Five years after restarting its presence in the Kansas City construction market, McCarthy Building Companies is touting over $300 million in business booked in Johnson County and a full-time staff of 40 employees. 

McCarthy's largest KC-area project to date is the $267 million Tomahawk Creek Wastewater Treatment Facility expansion. As the Construction Manager at Risk for the project, McCarthy is overseeing demolition of the existing facility at 107th and Lee Boulevard in Leawood and providing construction services for a new plant that almost triples existing capacity. Delivery is set for 2021.

The project represents an unexpected growth opportunity in public infrastructure for the St. Louis-based contractor that averages more than $3 billion a year in business. When McCarthy re-entered the KC market in 2013 after a five-year hiatus, its goal was to build on its traditionally strong markets of health care, education, and advanced technology and manufacturing.

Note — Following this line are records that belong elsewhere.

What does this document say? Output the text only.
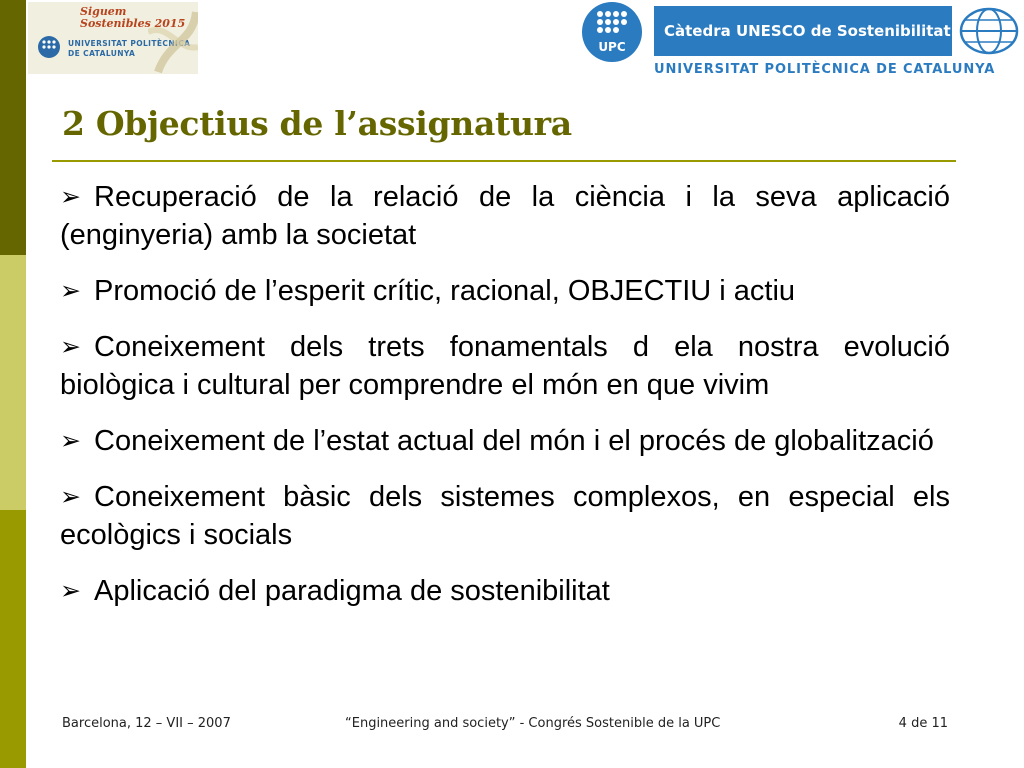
Siguem
Sostenibles 2015
UNIVERSITAT POLITÈCNICA
DE CATALUNYA	UPC
Càtedra UNESCO de Sostenibilitat
UNIVERSITAT POLITÈCNICA DE CATALUNYA
2 Objectius de l’assignatura
➢ Recuperació de la relació de la ciència i la seva aplicació (enginyeria) amb la societat
➢ Promoció de l’esperit crític, racional, OBJECTIU i actiu
➢ Coneixement dels trets fonamentals d ela nostra evolució biològica i cultural per comprendre el món en que vivim
➢ Coneixement de l’estat actual del món i el procés de globalització
➢ Coneixement bàsic dels sistemes complexos, en especial els ecològics i socials
➢ Aplicació del paradigma de sostenibilitat
Barcelona, 12 – VII – 2007	“Engineering and society” - Congrés Sostenible de la UPC	4 de 11
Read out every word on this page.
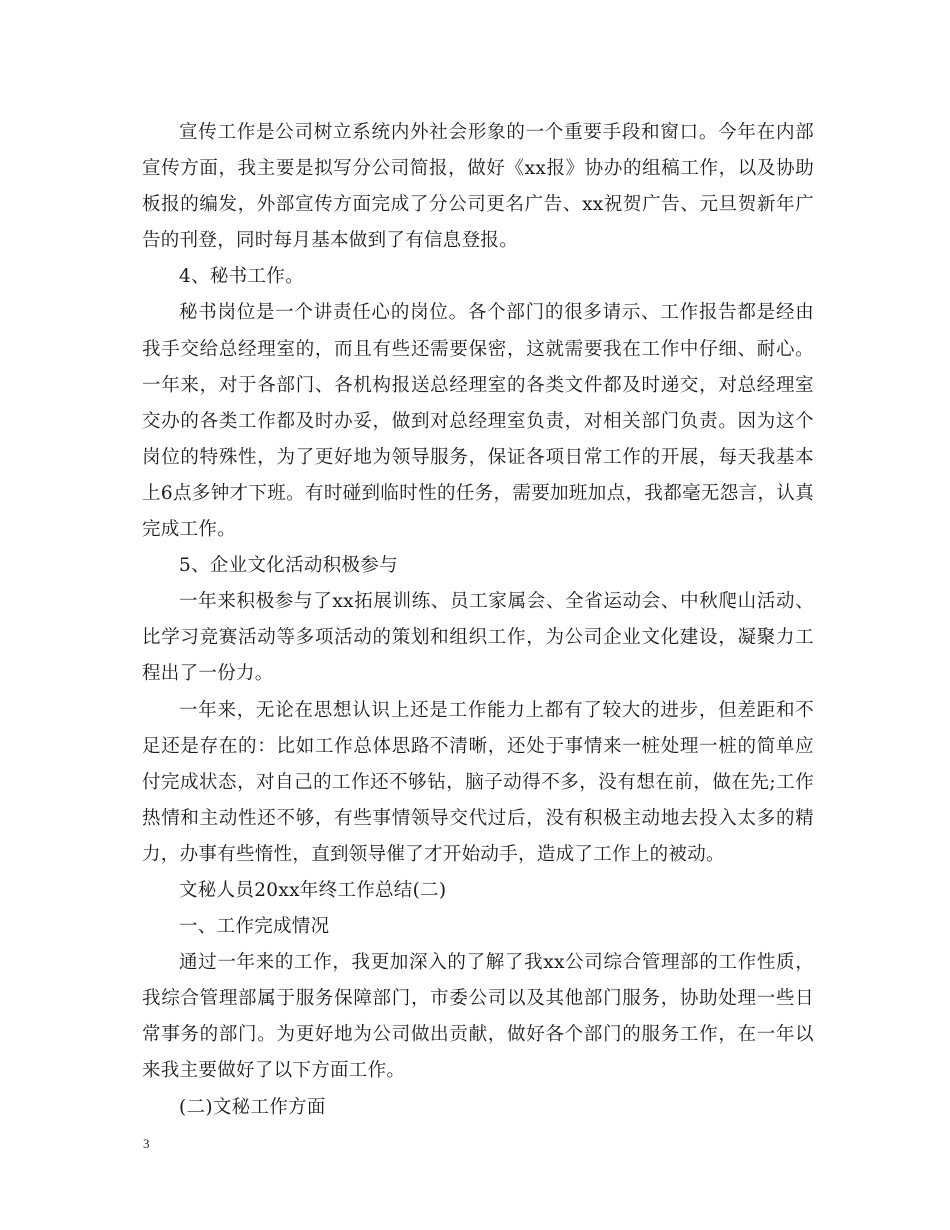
宣传工作是公司树立系统内外社会形象的一个重要手段和窗口。今年在内部宣传方面，我主要是拟写分公司简报，做好《xx报》协办的组稿工作，以及协助板报的编发，外部宣传方面完成了分公司更名广告、xx祝贺广告、元旦贺新年广告的刊登，同时每月基本做到了有信息登报。

4、秘书工作。

秘书岗位是一个讲责任心的岗位。各个部门的很多请示、工作报告都是经由我手交给总经理室的，而且有些还需要保密，这就需要我在工作中仔细、耐心。一年来，对于各部门、各机构报送总经理室的各类文件都及时递交，对总经理室交办的各类工作都及时办妥，做到对总经理室负责，对相关部门负责。因为这个岗位的特殊性，为了更好地为领导服务，保证各项日常工作的开展，每天我基本上6点多钟才下班。有时碰到临时性的任务，需要加班加点，我都毫无怨言，认真完成工作。

5、企业文化活动积极参与

一年来积极参与了xx拓展训练、员工家属会、全省运动会、中秋爬山活动、比学习竞赛活动等多项活动的策划和组织工作，为公司企业文化建设，凝聚力工程出了一份力。

一年来，无论在思想认识上还是工作能力上都有了较大的进步，但差距和不足还是存在的：比如工作总体思路不清晰，还处于事情来一桩处理一桩的简单应付完成状态，对自己的工作还不够钻，脑子动得不多，没有想在前，做在先;工作热情和主动性还不够，有些事情领导交代过后，没有积极主动地去投入太多的精力，办事有些惰性，直到领导催了才开始动手，造成了工作上的被动。

文秘人员20xx年终工作总结(二)

一、工作完成情况

通过一年来的工作，我更加深入的了解了我xx公司综合管理部的工作性质，我综合管理部属于服务保障部门，市委公司以及其他部门服务，协助处理一些日常事务的部门。为更好地为公司做出贡献，做好各个部门的服务工作，在一年以来我主要做好了以下方面工作。

(二)文秘工作方面

3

“Those are the three markets we targeted, but we have found our way into both the municipal and water/wastewater markets,” said Barry Sutherland, who leads business development for McCarthy’s local office. “As a national contractor, we have the ability to offer robust service to deliver a project on budget and on schedule. We help clients think through ways to meet their budget and work to build trust early.”

Additional recent public projects include design-build services for Merriam’s new $30 million 66,000-square-foot aquatic and community center, as well as construction of Johnson County’s new $16.5 million, 32,500-square-foot facility to house medical examiner operations.

Steve Meuschke, McCarthy's vice president of KC operations, said his team plans to build on the recent string of local government projects while continuing to chase McCarthy’s traditional bread-and-butter markets.

“There’s a lot of work out there,” Meuschke said. “I think clients are now spending money that they weren’t willing to spend in the past. That’s just how the economy is right now. All the markets are very active.”